Commenting on today's market action, “the big story is indeed the tax reform passage. Until fairly recently, markets were pretty skeptical about whether anything was actually going to happen. This can have a meaningful impact on corporate earnings here in the U.S. So you are largely seeing a repricing of the U.S. markets based on that,” Brad McMillan, chief investment officer for Commonwealth Financial Network in Waltham, told Reuters.
In the meantime, as investors' focus shifted to other sectors, the S&P 500 Information Technology Sector (SPLRCT) became the biggest loser of the day by dropping nearly 2%. On the other hand, despite a sharp fall witnessed in oil prices, the S&P 500 Energy Sector (SPNY) closed the day virtually unchanged as producers in the U.S. are thought to boost their output in order to take advantage of rising oil prices following OPEC's decision to extend the output cut deal until the end of 2018.

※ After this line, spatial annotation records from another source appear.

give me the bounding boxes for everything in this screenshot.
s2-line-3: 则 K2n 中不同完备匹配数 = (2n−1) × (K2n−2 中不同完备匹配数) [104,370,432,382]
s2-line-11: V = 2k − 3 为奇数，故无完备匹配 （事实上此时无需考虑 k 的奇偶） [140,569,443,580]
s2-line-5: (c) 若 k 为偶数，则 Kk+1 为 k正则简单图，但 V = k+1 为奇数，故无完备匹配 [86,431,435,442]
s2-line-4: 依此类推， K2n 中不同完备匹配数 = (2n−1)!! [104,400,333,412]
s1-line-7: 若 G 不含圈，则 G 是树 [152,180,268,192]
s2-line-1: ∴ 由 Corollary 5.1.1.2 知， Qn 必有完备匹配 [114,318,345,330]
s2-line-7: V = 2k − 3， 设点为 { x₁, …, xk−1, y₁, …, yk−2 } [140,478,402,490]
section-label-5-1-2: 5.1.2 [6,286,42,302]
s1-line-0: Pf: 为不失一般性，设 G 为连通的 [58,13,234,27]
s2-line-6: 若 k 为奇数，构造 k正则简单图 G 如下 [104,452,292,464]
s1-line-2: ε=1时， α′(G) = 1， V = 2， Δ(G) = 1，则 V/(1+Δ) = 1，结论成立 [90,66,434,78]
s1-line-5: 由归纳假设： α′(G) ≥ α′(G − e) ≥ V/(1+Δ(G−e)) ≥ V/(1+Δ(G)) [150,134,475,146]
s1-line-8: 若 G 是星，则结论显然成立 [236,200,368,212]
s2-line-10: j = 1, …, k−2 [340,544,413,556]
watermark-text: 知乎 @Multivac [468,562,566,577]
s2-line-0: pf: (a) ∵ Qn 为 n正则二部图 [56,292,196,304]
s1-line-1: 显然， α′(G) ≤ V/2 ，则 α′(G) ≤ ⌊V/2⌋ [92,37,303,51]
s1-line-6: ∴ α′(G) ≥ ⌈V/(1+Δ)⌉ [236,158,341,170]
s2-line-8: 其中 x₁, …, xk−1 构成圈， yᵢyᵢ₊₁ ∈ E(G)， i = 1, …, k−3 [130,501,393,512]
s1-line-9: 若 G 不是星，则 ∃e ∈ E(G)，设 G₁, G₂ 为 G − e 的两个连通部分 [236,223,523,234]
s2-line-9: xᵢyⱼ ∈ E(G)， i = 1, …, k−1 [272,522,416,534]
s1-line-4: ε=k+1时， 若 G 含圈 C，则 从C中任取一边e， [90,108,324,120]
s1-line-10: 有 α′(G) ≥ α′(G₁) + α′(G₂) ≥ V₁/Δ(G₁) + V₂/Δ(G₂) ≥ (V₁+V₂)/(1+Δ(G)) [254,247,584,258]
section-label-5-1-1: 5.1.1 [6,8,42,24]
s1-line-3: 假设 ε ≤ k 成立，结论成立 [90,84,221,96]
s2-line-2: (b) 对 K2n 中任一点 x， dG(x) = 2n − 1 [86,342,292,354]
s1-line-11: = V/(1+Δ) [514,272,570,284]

Both the Dow Jones Industrial Average and the S&P 500 indexes renewed their all-time highs during the first half of the session before losing their momentum. Nevertheless, the DJIA finished the day 58.96 points, or 0.24%, higher at 24,290.55. The broader S&P 500 lost 2.78 points, or 0.11%, to close the day at 2,639.44. Finally, the tech-heavy Nasdaq Composite dropped 72.13 points, or 1.05%, to 6,775.46.